As a former world-ranked swimmer whose journey toward naturalization and U.S. citizenship began with a swimming fellowship, Piotr Florczyk reflects on his own adventures in swimming pools while taking a closer look at artists, architects, writers, and others who have helped to cement the swimming pool’s prominent and iconic role in our society and culture. Swimming Pool (Object Lessons series) explores the pool as a place where humans seek to attain the unique union between mind and body. New York: Bloomsbury Academic, 2024.

Object Lessons, a series of short, beautifully designed books about the hidden lives of ordinary things, is published in partnership with an essay series in The Atlantic.


A beautifully associative work, in which Florczyk makes visible the often-hidden role that swimming pools have long played in the global artistic, cultural, and literary landscape. Whether shaped like kidney beans and back lit or of Olympic dimensions with the perfect gutters and that ever-present black line-whether sighted jewel-like from the air as signs of suburban ‘white flight,’ or drained, abandoned, and re-appropriated by the skateboarders who also surf-swimming pools are emblems of everything from sanctuary, to privilege, to athleticism, to leisure.
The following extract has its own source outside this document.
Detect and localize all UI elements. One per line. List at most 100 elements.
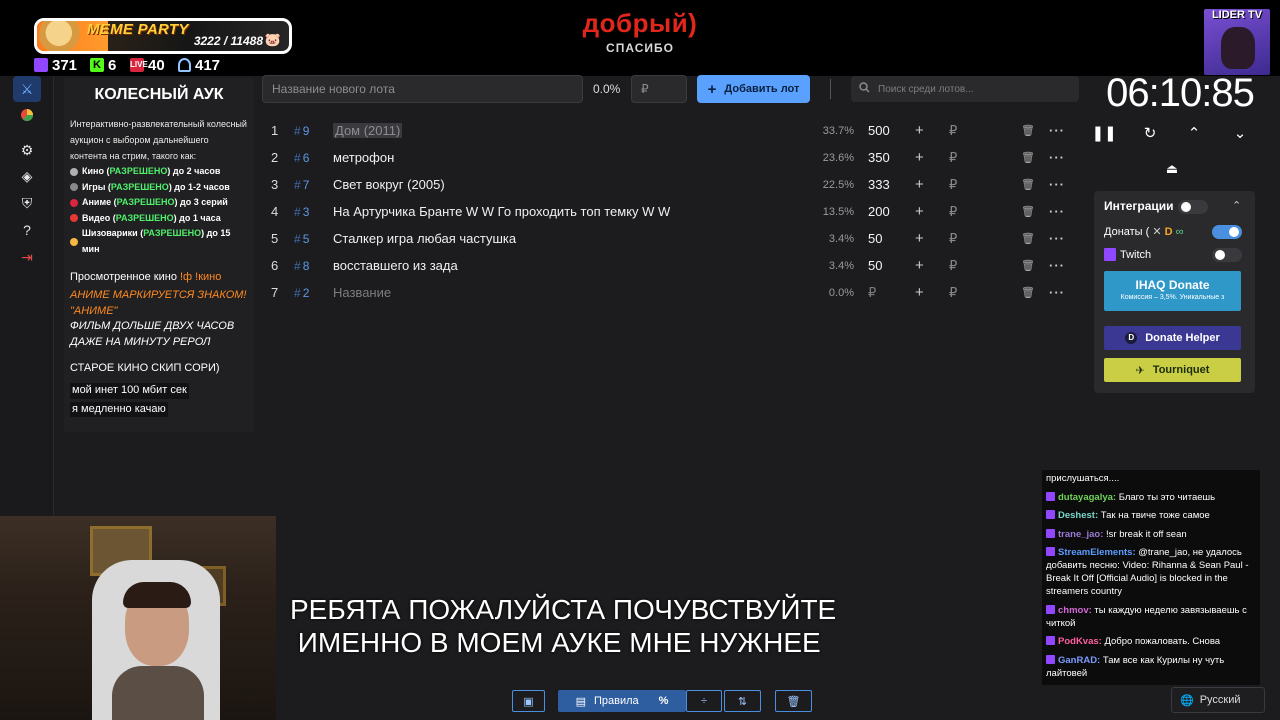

Florczyk’s language flows around this object, and I encourage all readers to plunge in.

—Emily Hodgson Anderson, Professor of English and College Dean of Undergraduate Education, University of Southern California

Having spent most of my life around a pool, no one would fault me taking it for granted. But Swimming Pool tells a unique and compelling story of the swimming pool, allowing me to appreciate that it’s more than just a place to cool off or go back and forth along a black line. Florczyk has done a remarkable job bringing to the surface the potentially unanticipated way that pools have affected us, for the good and the bad.